Advanced tech infrastructure allows scaling of AI
The most AI-mature automotive companies have built sophisticated technical infrastructures that enable breakthrough AI applications in their vehicles while supporting deployment across manufacturing, customer platforms, and service operations.
General Motors has constructed a “data factory” processing telemetry – remote moderation – of tens of millions of vehicles. The platform democratizes vehicle health and safety insights across the organization, enabling predictive maintenance analytics and real-time fleet monitoring capabilities.
Toyota’s Advanced Drive system, part of its “Teammate” initiative, leverages AI, computer vision, and deep learning for hands-off freeway navigation. Their collaboration with Stanford Engineering achieved the world’s first fully autonomous tandem drift in July 2024.
Hyundai Motor has developed AI-powered features integrated directly into their vehicles, including the panoramic curved display and dual wireless charging in the Santa Fe compact SUV. Across their vehicle lineup, predictive AI systems enable the detection of potential vehicle maintenance issues before they arise, enhancing reliability and customer satisfaction. Beyond vehicles, Hyundai deployed DAL-e Delivery and Parking Robots in June 2024 at their Seoul facility, demonstrating practical applications of AI in logistics and space management. These delivery robots handle last-mile package distribution while parking robots optimize vehicle positioning in constrained urban environments.

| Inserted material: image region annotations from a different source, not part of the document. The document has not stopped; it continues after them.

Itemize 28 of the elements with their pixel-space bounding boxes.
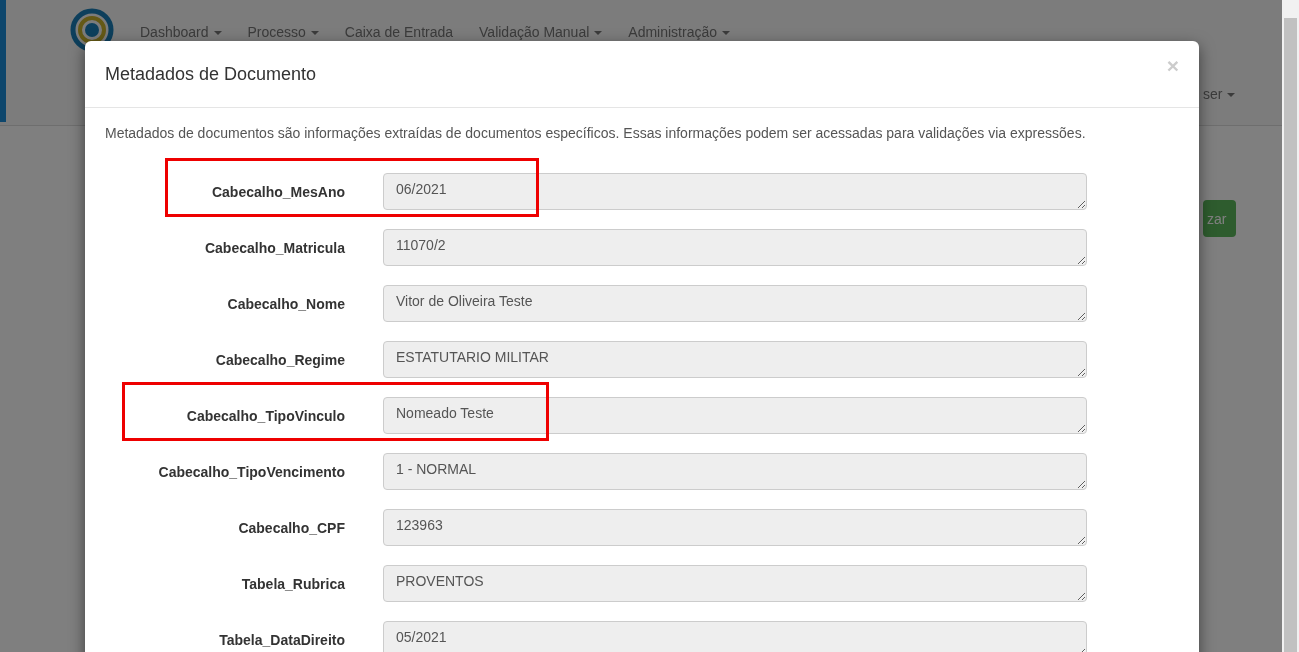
field-label: Cabecalho_CPF (238, 519, 345, 536)
metadata-field[interactable]: ESTATUTARIO MILITAR (383, 341, 1087, 378)
metadata-field[interactable]: 123963 (383, 509, 1087, 546)
metadata-field[interactable]: Vitor de Oliveira Teste (383, 285, 1087, 322)
modal-title: Metadados de Documento (105, 63, 317, 85)
caret-icon (722, 31, 730, 36)
field-label: Tabela_DataDireito (219, 631, 345, 648)
scrollbar[interactable] (1282, 0, 1299, 652)
metadata-field[interactable]: 11070/2 (383, 229, 1087, 266)
field-label: Cabecalho_TipoVencimento (158, 463, 345, 480)
metadata-field[interactable]: Nomeado Teste (383, 397, 1087, 434)
caret-icon (213, 31, 222, 36)
field-label: Cabecalho_TipoVinculo (186, 407, 345, 424)
field-label: Cabecalho_Nome (227, 295, 345, 312)
metadata-field[interactable]: PROVENTOS (383, 565, 1087, 602)
field-label: Cabecalho_MesAno (211, 183, 345, 200)
field-label: Cabecalho_Matricula (204, 239, 345, 256)
modal-description: Metadados de documentos são informações extraídas de documentos específicos. Essas informações podem ser acessadas para validações via expressões. (105, 124, 1087, 143)
caret-icon (594, 31, 603, 36)
scrollbar-thumb[interactable] (1284, 18, 1297, 652)
metadata-field[interactable]: 1 - NORMAL (383, 453, 1087, 490)
caret-icon (310, 31, 319, 36)
field-label: Cabecalho_Regime (215, 351, 345, 368)
metadata-field[interactable]: 06/2021 (383, 173, 1087, 210)
field-label: Tabela_Rubrica (241, 575, 345, 592)
caret-icon (1227, 93, 1236, 98)
logo-icon (70, 8, 114, 52)
metadata-field[interactable]: 05/2021 (383, 621, 1087, 652)
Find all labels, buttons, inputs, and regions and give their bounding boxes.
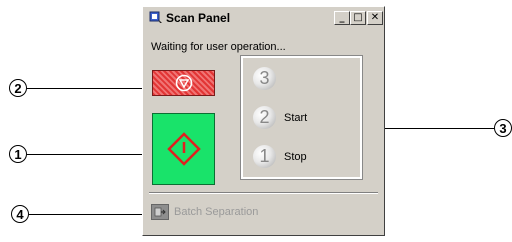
close-button[interactable]: ✕ <box>367 11 383 25</box>
divider <box>149 192 378 194</box>
counter-row: 3 <box>253 67 284 90</box>
stop-button[interactable] <box>152 70 215 96</box>
counter-row: 2 Start <box>253 106 307 129</box>
counter-panel: 3 2 Start 1 Stop <box>240 55 363 180</box>
leader-line-4 <box>29 214 155 215</box>
maximize-button[interactable]: □ <box>350 11 366 25</box>
callout-4: 4 <box>11 205 29 223</box>
start-icon <box>166 132 201 166</box>
batch-separation-label: Batch Separation <box>174 206 259 218</box>
window-title: Scan Panel <box>166 11 231 25</box>
leader-line-1 <box>27 154 155 155</box>
batch-separation-icon <box>151 204 169 220</box>
counter-label-stop: Stop <box>284 150 307 163</box>
status-text: Waiting for user operation... <box>151 41 286 53</box>
digit-2: 2 <box>253 106 276 129</box>
minimize-button[interactable]: _ <box>334 11 350 25</box>
scan-panel-window: Scan Panel _ □ ✕ Waiting for user operat… <box>142 6 385 236</box>
counter-row: 1 Stop <box>253 145 307 168</box>
counter-label-start: Start <box>284 111 308 124</box>
callout-1: 1 <box>9 145 27 163</box>
digit-3: 3 <box>253 67 276 90</box>
callout-2: 2 <box>9 79 27 97</box>
stop-icon <box>175 74 192 92</box>
start-button[interactable] <box>152 113 215 185</box>
leader-line-2 <box>27 88 151 89</box>
title-bar[interactable]: Scan Panel _ □ ✕ <box>145 9 383 27</box>
batch-separation-button[interactable]: Batch Separation <box>151 203 258 221</box>
callout-3: 3 <box>494 119 512 137</box>
digit-1: 1 <box>253 145 276 168</box>
scanner-icon <box>149 11 162 23</box>
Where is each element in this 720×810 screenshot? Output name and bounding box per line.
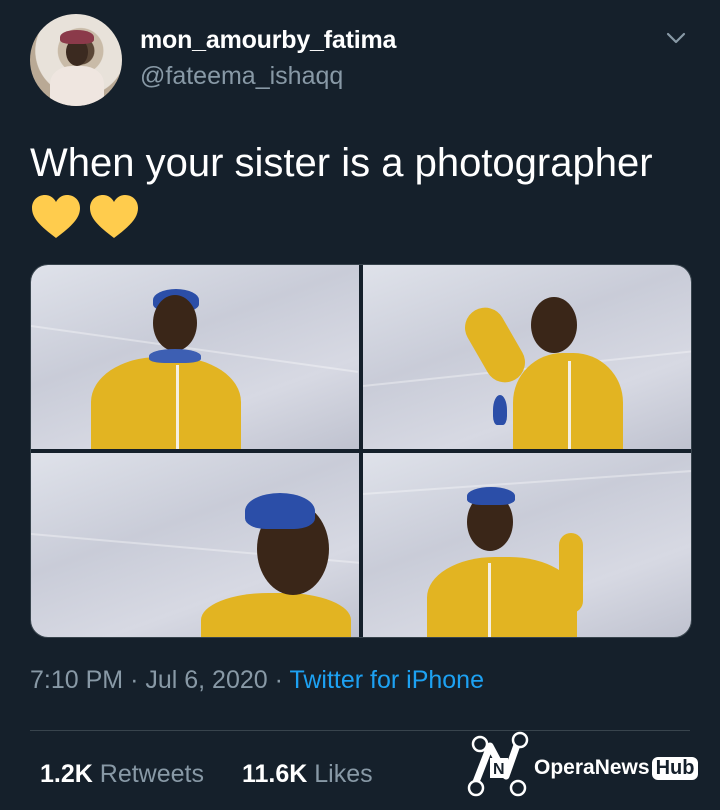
tweet-text: When your sister is a photographer	[30, 141, 653, 185]
emoji-row	[30, 194, 140, 240]
likes-label: Likes	[314, 760, 373, 788]
retweets-count: 1.2K	[40, 760, 93, 788]
retweets-label: Retweets	[99, 760, 204, 788]
display-name[interactable]: mon_amourby_fatima	[140, 26, 396, 55]
photo-figure-arm	[559, 533, 583, 613]
svg-text:N: N	[493, 761, 505, 778]
photo-2[interactable]	[363, 265, 691, 449]
photo-1[interactable]	[31, 265, 359, 449]
operanews-watermark: N OperaNews Hub	[466, 730, 712, 800]
photo-3[interactable]	[31, 453, 359, 637]
photo-figure-head	[531, 297, 577, 353]
user-handle[interactable]: @fateema_ishaqq	[140, 62, 343, 91]
photo-figure-headwrap	[245, 493, 315, 529]
operanews-wordmark: OperaNews Hub	[534, 756, 699, 780]
retweets-stat[interactable]: 1.2K Retweets	[40, 760, 204, 789]
photo-figure-scarf	[149, 349, 201, 363]
avatar-figure-scarf	[60, 30, 94, 44]
photo-figure-stripe	[488, 563, 491, 637]
tweet-source-link[interactable]: Twitter for iPhone	[289, 666, 484, 694]
likes-stat[interactable]: 11.6K Likes	[242, 760, 373, 789]
photo-figure-torso	[427, 557, 577, 637]
photo-figure-stripe	[176, 365, 179, 449]
tweet-stats: 1.2K Retweets 11.6K Likes	[40, 760, 373, 789]
avatar-figure-body	[50, 66, 104, 106]
operanews-logo-icon: N	[467, 731, 529, 797]
backdrop-fold	[363, 469, 691, 495]
yellow-heart-icon	[32, 195, 80, 238]
photo-figure-stripe	[568, 361, 571, 449]
photo-figure-torso	[91, 357, 241, 449]
tweet-timestamp: 7:10 PM · Jul 6, 2020 · Twitter for iPho…	[30, 666, 484, 695]
chevron-down-icon[interactable]	[664, 26, 688, 50]
likes-count: 11.6K	[241, 760, 308, 788]
separator: ·	[130, 666, 139, 694]
photo-figure-torso	[201, 593, 351, 637]
tweet-date[interactable]: Jul 6, 2020	[145, 666, 267, 694]
photo-figure-head	[153, 295, 197, 351]
watermark-badge: Hub	[651, 756, 699, 780]
photo-figure-scarf	[493, 395, 507, 425]
photo-figure-headwrap	[467, 487, 515, 505]
watermark-brand: OperaNews	[534, 756, 650, 779]
photo-4[interactable]	[363, 453, 691, 637]
separator: ·	[274, 666, 283, 694]
yellow-heart-icon	[90, 195, 138, 238]
profile-avatar[interactable]	[30, 14, 122, 106]
tweet-media-grid	[30, 264, 692, 638]
tweet-time[interactable]: 7:10 PM	[30, 666, 123, 694]
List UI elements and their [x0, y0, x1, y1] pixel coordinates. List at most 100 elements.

Volkswagen Group has integrated ChatGPT-powered voice assistants into vehicles for seamless control, while their September 2024 partnership with Google Cloud integrated generative AI into customer applications, creating new value propositions that enhance vehicle ownership experiences. They announced plans in April 2024 to test their fully autonomous ID Buzz robotaxi in Hamburg, with the service designed to integrate seamlessly into the city’s existing transportation infrastructure while collecting real-world performance data to refine autonomous driving algorithms.